Et voici encore une autre image : si un homme arrivant au bord de la rivière qu’il doit traverser pour faire un travail important sur l’autre rive, se couche sur place et s’endort, pensez-vous qu’il la traversera ? Evidemment non, disent-ils, il ne traversera jamais la rivière. Le Bouddha dit alors : la personne qui est sous l’emprise des cinq obstacles est comme celle qui viendrait au bord de la rivière et s’y endormirait. Les cinq obstacles sont ici clairement mentionnés comme des obstacles au développement de la concentration, empêchant d’atteindre les degrés d’absorption extrêmement profonds menant à l’union avec Brahma.

En revenant sur les cinq obstacles nous pouvons comprendre qu’ils sont nécessairement emprunts d’ignorance et de confusion.
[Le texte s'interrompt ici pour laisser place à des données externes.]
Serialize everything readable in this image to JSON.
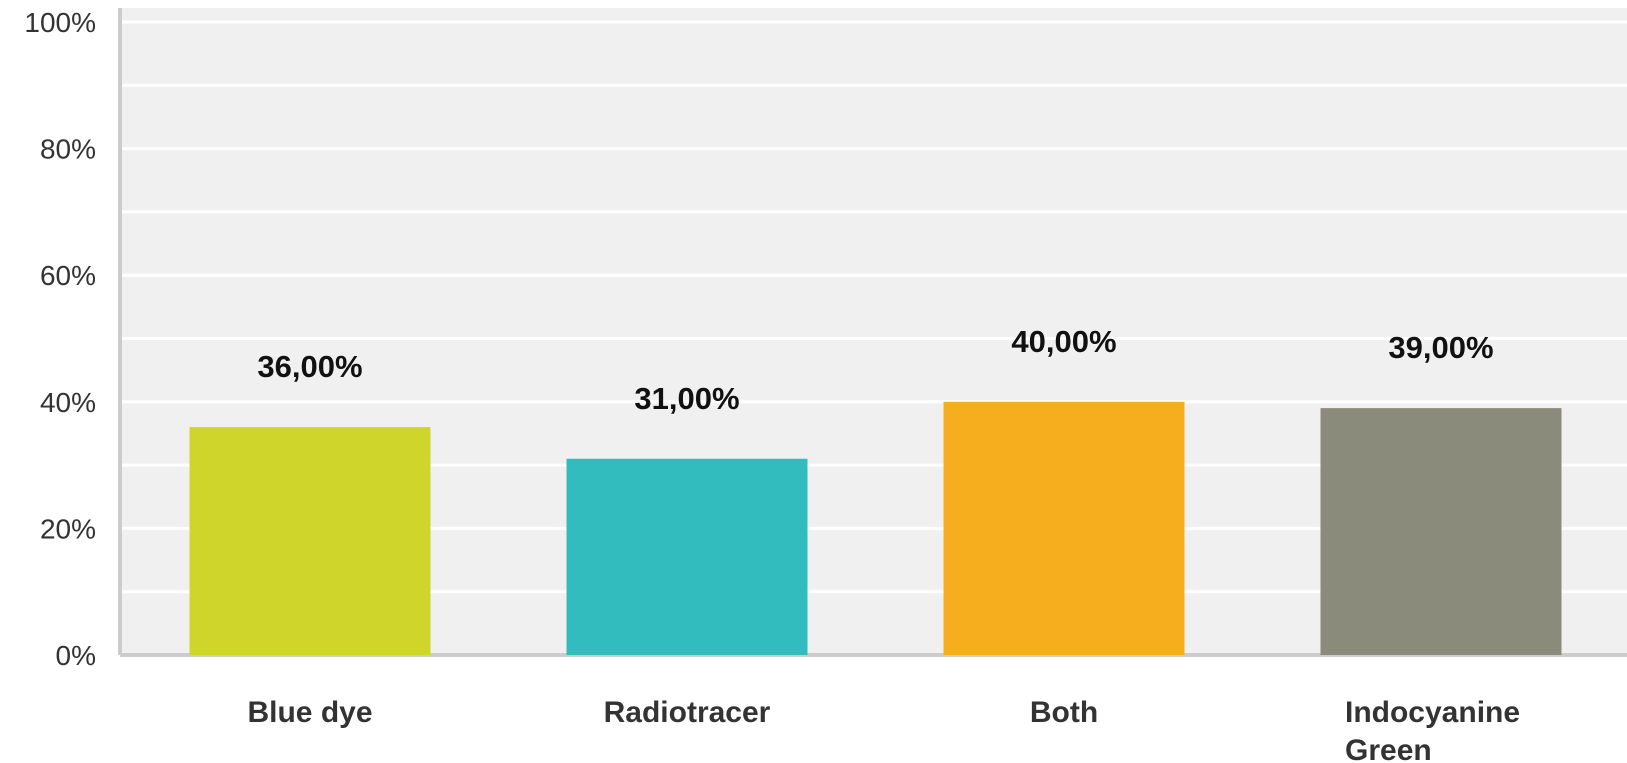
{
  "chart_data": {
    "type": "bar",
    "categories": [
      "Blue dye",
      "Radiotracer",
      "Both",
      "Indocyanine Green"
    ],
    "category_lines": [
      [
        "Blue dye"
      ],
      [
        "Radiotracer"
      ],
      [
        "Both"
      ],
      [
        "Indocyanine",
        "Green"
      ]
    ],
    "values": [
      36,
      31,
      40,
      39
    ],
    "value_labels": [
      "36,00%",
      "31,00%",
      "40,00%",
      "39,00%"
    ],
    "colors": [
      "#cfd52a",
      "#33bcbe",
      "#f6ae1f",
      "#8b8b7b"
    ],
    "ylim": [
      0,
      100
    ],
    "yticks": [
      0,
      20,
      40,
      60,
      80,
      100
    ],
    "ytick_labels": [
      "0%",
      "20%",
      "40%",
      "60%",
      "80%",
      "100%"
    ],
    "grid": true,
    "plot_background": "#f0f0f0",
    "grid_color": "#ffffff",
    "axis_color": "#cccccc"
  }
}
Sans l’une et l’autre, ils n’auraient pas un tel pouvoir d’empêchement.

Le désir est une surévaluation des qualités positives, du degré de satisfaction que l’objet, la circonstance, la personne désirée sont susceptibles d’apporter. Il projette la satisfaction attendue sur l’objet, comme si elle s’y trouvait objectivement. Cette méprise, cette confusion, se traduit par une fausse appréhension de la situation, de l’objet, de la personne – accompagnée d’une forte saisie, caractéristique de l’attachement.
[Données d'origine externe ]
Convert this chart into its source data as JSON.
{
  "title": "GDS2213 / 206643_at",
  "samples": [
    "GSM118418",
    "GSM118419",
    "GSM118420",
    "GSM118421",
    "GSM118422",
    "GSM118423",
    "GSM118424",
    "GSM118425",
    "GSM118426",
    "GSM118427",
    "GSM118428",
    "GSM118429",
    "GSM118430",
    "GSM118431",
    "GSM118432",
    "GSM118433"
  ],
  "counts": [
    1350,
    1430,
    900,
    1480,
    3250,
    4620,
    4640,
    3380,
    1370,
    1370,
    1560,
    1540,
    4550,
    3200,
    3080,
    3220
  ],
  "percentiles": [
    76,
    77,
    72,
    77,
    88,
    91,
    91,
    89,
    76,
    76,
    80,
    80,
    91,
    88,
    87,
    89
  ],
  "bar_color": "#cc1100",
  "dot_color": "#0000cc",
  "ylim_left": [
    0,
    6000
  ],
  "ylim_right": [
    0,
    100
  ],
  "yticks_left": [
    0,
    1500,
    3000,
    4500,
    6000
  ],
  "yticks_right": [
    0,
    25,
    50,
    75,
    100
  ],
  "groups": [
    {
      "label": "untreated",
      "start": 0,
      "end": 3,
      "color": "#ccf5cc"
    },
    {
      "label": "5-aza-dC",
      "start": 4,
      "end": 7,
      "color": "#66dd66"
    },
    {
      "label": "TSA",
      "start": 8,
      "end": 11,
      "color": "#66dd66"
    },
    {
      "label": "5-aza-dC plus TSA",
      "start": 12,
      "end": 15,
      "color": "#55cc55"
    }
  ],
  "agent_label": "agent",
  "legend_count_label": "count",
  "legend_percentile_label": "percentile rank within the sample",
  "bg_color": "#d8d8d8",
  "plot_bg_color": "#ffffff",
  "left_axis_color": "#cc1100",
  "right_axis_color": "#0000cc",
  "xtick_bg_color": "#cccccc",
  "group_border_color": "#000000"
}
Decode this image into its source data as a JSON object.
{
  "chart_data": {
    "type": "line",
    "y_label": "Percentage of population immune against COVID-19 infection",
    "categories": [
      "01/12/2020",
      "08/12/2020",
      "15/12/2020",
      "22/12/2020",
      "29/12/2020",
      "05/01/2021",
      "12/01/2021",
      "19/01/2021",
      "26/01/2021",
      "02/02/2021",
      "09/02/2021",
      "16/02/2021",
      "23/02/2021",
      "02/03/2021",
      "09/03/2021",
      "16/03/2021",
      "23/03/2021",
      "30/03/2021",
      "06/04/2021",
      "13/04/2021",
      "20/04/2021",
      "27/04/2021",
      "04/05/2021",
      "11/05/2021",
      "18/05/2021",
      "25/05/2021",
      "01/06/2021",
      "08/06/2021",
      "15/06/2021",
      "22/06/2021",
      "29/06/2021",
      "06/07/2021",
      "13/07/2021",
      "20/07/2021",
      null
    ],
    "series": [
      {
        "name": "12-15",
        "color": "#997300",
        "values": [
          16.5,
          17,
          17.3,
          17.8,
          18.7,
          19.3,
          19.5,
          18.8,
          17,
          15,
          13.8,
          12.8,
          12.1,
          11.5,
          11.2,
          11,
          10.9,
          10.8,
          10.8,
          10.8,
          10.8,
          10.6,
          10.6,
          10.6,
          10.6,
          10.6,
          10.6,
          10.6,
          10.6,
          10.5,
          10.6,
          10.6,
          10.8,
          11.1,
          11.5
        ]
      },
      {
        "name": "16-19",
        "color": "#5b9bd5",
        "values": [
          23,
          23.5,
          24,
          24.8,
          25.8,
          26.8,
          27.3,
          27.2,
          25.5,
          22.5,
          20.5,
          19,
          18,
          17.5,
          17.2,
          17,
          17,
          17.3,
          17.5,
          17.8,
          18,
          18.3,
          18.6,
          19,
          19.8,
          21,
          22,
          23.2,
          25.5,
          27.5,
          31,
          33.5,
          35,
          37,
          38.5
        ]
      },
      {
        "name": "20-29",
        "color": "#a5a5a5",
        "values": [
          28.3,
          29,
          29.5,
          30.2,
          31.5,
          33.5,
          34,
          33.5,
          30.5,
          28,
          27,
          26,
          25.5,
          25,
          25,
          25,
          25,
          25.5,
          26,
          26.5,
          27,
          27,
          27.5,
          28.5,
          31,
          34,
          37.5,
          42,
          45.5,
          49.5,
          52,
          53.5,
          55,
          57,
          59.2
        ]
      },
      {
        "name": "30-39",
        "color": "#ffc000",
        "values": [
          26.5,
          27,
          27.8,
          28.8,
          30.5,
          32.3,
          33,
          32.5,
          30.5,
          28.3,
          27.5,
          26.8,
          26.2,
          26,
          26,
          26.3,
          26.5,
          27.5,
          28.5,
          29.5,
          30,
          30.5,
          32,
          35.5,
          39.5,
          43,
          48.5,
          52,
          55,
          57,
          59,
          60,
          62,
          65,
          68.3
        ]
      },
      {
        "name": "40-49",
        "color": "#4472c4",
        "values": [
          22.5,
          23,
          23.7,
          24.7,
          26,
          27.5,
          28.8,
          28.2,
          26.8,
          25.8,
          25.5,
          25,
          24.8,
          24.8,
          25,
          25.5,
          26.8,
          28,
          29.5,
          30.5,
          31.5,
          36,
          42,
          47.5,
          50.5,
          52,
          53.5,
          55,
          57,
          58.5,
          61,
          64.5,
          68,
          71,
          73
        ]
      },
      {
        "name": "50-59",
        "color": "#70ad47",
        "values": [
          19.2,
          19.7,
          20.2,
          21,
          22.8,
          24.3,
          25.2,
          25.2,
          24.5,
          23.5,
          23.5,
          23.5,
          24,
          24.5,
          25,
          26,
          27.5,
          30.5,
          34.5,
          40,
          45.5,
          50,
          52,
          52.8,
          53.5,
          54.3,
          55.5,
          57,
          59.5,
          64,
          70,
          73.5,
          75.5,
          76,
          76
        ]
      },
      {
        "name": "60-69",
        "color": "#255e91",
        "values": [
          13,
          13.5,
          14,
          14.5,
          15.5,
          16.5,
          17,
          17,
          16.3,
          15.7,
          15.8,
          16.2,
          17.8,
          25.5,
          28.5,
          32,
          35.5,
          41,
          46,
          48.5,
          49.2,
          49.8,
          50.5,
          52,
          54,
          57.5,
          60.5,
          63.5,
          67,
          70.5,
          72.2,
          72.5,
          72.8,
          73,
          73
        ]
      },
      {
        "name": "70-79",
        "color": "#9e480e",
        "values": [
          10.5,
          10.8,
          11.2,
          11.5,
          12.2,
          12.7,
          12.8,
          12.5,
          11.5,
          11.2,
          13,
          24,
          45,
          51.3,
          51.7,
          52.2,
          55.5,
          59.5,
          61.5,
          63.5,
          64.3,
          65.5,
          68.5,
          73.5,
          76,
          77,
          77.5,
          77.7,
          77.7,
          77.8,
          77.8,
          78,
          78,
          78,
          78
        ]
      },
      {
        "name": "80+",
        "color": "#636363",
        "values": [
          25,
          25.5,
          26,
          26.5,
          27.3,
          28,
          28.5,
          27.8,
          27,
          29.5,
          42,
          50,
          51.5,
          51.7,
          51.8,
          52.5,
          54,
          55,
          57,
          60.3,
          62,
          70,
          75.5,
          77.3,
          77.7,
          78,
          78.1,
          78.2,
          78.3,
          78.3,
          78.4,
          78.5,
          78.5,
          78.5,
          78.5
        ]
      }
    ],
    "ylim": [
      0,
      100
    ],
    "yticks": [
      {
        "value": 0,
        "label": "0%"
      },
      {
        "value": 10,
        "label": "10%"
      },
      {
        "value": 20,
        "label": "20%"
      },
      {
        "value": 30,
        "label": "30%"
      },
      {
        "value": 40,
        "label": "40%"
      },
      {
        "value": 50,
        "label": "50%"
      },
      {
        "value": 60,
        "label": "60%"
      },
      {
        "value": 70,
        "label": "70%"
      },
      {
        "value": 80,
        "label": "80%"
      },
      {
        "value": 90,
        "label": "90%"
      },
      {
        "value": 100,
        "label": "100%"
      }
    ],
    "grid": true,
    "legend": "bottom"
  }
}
L’aversion procède de la même façon, mais à l’inverse, en surévaluant les qualités négatives. C’est bien connu : si un de nos amis est fâché avec quelqu’un d’autre, nous avons l’idée que cette personne est la cause des problèmes et que, sans elle, notre ami n’en aurait pas. Tout se passe comme si l’insatisfaction résidait dans la personne, la situation ou l’objet extérieur. De nouveau, la surévaluation traduit un degré de confusion, elle-même issue de la part d’ignorance qui la sous-tend.
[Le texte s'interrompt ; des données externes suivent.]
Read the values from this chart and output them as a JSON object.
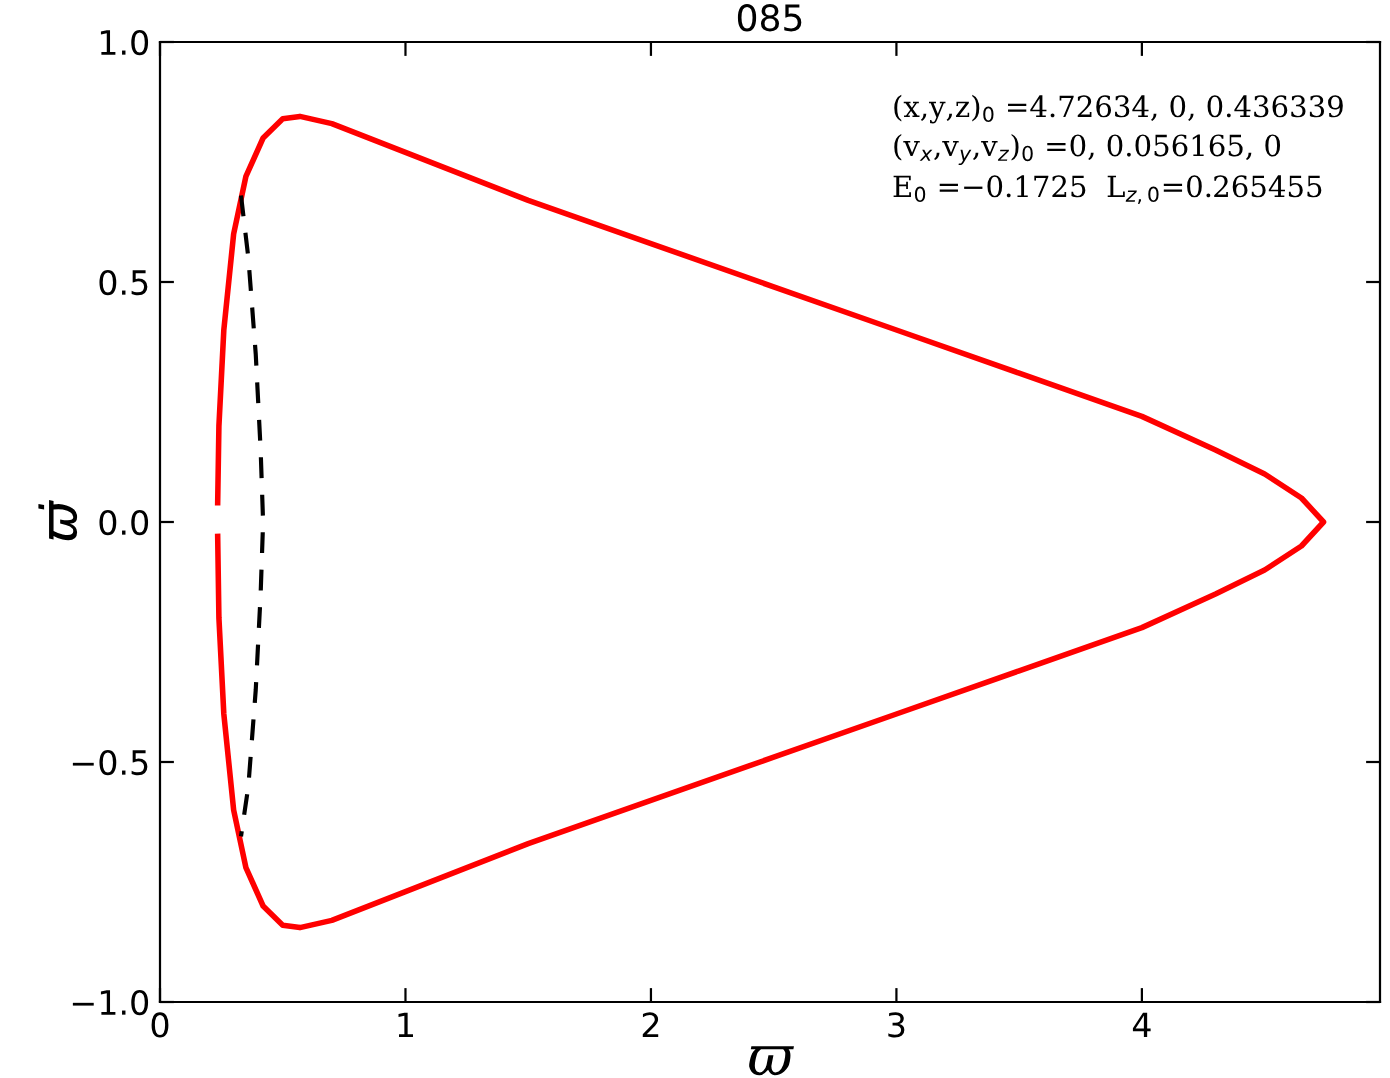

Maintenant, dans notre méditation, comment désir et aversion vont-ils s’exprimer ?

L’aversion est la réaction qui surgit en moi si une expérience désagréable se produit – une douleur en un endroit du corps, par exemple. L’aversion a des chances d’être la première réaction qui apparaisse. Elle fait que j’ai envie de me couper, de ne pas sentir, de ne pas être présent à la sensation désagréable. Elle m’éloigne de ce qui est pourtant présent : la douleur. Peut-être l’avez-vous éprouvé : quand une douleur est très souvent là, elle est manifestement très présente, et il ne suffit pas de lui dire de s’en aller pour qu’elle disparaisse. Dans l’aversion il y a donc le rejet, une manière de se tenir à distance, de ne pas éprouver une expérience douloureuse.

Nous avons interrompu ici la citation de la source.